Por: Manuel Gil Antón (Colaboración para El Universal)
Hay una constante cuando se trata de los asuntos que atañen a la educación en el país y las modificaciones que las autoridades en turno disponen realizar: no sabemos lo que piensan, porque no hemos hallado el modo de incluirlos en las discusiones, a quienes integran el magisterio ni a los y las niñas. Son cruciales para entender las cosas que ocurren en este ámbito, e incluso se podría añadir a las familias y a los distintos tipos de comunidades o espacios sociales de referencia en que están situadas las escuelas.
Toman la palabra —con todo derecho, sin duda— grupos de la academia; organizaciones interesadas en la acción educativa, con diferentes grados de legitimidad en cuanto a quienes afirman representar; las autoridades; coautores, convencidos, de las propuestas; personas diversas con espacio en los medios de comunicación que, desde la perspectiva del conocimiento profundo de los temas, o a partir de juicios poco informados, expresan con mayor o menor estridencia sus pareceres, fincados a veces, o casi nada en otras, en el análisis cuidadoso de las dimensiones jurídicas, pedagógicas y políticas que toda reforma implica.
En general, resulta de ello un enorme barullo, y en otros casos (los menos frecuentes) posiciones claras de parte de los distintos actores, aunque —es imprescindible reconocer— sin que suela haber disposición ni espacios acordados con inteligencia y apertura para al diálogo. Predomina la denuncia polarizada: todo está bien y cualquier crítica está orientada por intereses afectados o posiciones retrógradas, o su contrario, todo es un desastre derivado de intereses espurios al campo del aprendizaje.

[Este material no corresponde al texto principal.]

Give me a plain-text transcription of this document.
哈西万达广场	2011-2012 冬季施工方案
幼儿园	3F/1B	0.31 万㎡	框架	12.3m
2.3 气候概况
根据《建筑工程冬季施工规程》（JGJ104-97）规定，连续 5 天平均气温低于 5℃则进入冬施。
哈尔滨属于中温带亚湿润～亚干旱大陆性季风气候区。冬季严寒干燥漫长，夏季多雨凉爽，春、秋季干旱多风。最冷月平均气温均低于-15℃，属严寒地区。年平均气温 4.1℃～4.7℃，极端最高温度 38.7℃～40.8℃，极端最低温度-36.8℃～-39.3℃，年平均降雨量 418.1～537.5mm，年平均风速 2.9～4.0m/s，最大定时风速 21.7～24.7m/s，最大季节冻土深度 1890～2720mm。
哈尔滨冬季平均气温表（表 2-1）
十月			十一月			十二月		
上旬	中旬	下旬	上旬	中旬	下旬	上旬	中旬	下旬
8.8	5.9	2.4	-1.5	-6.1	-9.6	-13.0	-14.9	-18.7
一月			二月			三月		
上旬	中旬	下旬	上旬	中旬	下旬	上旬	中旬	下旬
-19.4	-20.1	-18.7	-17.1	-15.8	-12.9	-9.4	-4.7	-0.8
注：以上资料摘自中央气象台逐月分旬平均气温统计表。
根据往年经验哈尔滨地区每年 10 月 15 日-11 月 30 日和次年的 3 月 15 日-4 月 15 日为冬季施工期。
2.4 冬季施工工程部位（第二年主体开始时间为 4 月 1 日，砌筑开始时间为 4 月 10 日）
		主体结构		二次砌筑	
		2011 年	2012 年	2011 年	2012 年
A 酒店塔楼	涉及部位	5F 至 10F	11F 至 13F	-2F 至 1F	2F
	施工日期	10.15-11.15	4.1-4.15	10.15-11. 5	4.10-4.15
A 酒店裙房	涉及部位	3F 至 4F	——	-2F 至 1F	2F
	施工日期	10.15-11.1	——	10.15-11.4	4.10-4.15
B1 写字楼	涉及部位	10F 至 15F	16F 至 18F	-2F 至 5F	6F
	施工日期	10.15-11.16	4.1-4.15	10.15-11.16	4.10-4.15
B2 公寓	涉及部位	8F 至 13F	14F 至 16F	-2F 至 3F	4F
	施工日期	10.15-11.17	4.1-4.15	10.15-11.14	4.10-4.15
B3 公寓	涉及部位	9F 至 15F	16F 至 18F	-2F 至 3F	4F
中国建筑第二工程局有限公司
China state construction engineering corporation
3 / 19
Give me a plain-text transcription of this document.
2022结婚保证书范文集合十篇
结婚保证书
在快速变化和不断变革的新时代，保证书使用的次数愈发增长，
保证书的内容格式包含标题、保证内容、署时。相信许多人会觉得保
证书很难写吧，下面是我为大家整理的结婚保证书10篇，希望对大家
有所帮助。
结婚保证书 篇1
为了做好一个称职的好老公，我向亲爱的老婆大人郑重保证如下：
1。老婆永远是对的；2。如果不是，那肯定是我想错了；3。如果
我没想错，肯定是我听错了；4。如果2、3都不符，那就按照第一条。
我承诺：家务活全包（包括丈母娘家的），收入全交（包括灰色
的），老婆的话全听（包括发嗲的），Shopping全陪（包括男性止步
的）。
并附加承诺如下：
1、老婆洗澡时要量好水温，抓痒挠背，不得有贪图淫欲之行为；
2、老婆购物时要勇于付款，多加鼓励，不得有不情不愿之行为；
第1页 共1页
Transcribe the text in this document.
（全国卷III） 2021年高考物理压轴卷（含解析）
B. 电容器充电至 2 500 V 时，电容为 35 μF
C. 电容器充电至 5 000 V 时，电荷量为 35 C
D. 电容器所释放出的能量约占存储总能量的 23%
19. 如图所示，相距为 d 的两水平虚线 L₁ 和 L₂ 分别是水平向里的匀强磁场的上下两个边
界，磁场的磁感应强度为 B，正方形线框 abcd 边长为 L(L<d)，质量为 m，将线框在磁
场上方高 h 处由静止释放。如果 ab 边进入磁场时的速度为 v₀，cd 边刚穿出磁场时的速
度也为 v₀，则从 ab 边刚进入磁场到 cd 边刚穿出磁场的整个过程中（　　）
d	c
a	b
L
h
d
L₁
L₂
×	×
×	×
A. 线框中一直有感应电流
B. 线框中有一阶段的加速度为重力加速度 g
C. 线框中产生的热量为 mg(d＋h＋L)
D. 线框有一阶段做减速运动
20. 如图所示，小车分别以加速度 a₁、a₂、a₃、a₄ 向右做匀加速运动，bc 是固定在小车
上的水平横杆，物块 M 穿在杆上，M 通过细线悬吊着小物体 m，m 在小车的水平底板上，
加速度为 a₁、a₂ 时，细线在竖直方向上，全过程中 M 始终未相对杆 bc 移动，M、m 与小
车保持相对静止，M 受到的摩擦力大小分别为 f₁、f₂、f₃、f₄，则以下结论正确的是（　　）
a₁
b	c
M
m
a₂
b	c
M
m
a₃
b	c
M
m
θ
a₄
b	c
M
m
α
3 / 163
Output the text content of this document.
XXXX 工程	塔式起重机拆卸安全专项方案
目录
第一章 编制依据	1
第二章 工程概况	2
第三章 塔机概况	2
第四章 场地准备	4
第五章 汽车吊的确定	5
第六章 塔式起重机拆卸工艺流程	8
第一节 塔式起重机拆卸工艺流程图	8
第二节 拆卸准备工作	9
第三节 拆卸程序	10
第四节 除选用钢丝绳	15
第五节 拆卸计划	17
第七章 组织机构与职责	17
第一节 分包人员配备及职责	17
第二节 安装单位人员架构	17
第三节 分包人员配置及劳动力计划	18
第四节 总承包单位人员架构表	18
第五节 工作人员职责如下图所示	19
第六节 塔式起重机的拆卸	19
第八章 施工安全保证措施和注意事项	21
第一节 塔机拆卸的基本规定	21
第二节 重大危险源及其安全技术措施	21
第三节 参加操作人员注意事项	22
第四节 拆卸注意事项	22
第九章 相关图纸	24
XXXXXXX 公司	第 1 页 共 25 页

Si nos preguntamos qué opinan o cómo están viviendo las reformas los dos actores más importantes en estas lides: las y los maestros y las personas integrantes de sus grupos en las aulas, tendemos, a veces, a decir, en cuanto a los primeros: “las y los maestros piensan, sienten, dicen…” (con una soltura en la extrapolación infundada que da miedo) pero sin más evidencia que nuestra imaginación, lo que nos cuentan docentes con los que tenemos contacto, o en los testimonios, válidos pero insuficientes, de quienes, a la vez, están en el aula y escriben en algún medio. Y con respecto a las y los niños, un profundo y significativo silencio. ¿Cómo viven la experiencia escolar, en la diversidad y desigualdad de condiciones en que se ubican? ¿Les gustaría que las cosas cambiaran? ¿Alguien —de cualquier bando— les ha hecho al menos una pregunta? Creo que no, y es una ausencia en el diálogo, si es que se puede llamar así a lo que estamos viviendo, inmensa.
Señalar esta carencia no está mal, creo, pero al mismo tiempo es necesario reconocer que obtener información confiable al respecto no es fácil. Hacer una buena muestra del personal docente con un cuestionario bien pensado, o un sistema semejante para el alumnado, por ejemplo, es una cuestión que tiene gran complejidad para que sus resultados puedan ser tomados en cuenta, por todos los interesados, como un elemento sin el cual a la discusión sobre el tema le falta una dimensión esencial.
Propongo que, con la asesoría específica de expertos en el campo educativo y en la realización de estudios a esta escala, se solicite al INEGI la organización de esta consulta pues los hallazgos tendrían validez y confiabilidad para quienes ahora debaten: en sus argumentos los tendrían que incluir, ya sea para ahondar en sus posiciones o para matizarlas. Ojalá fuese posible algo así: hace falta. Urge.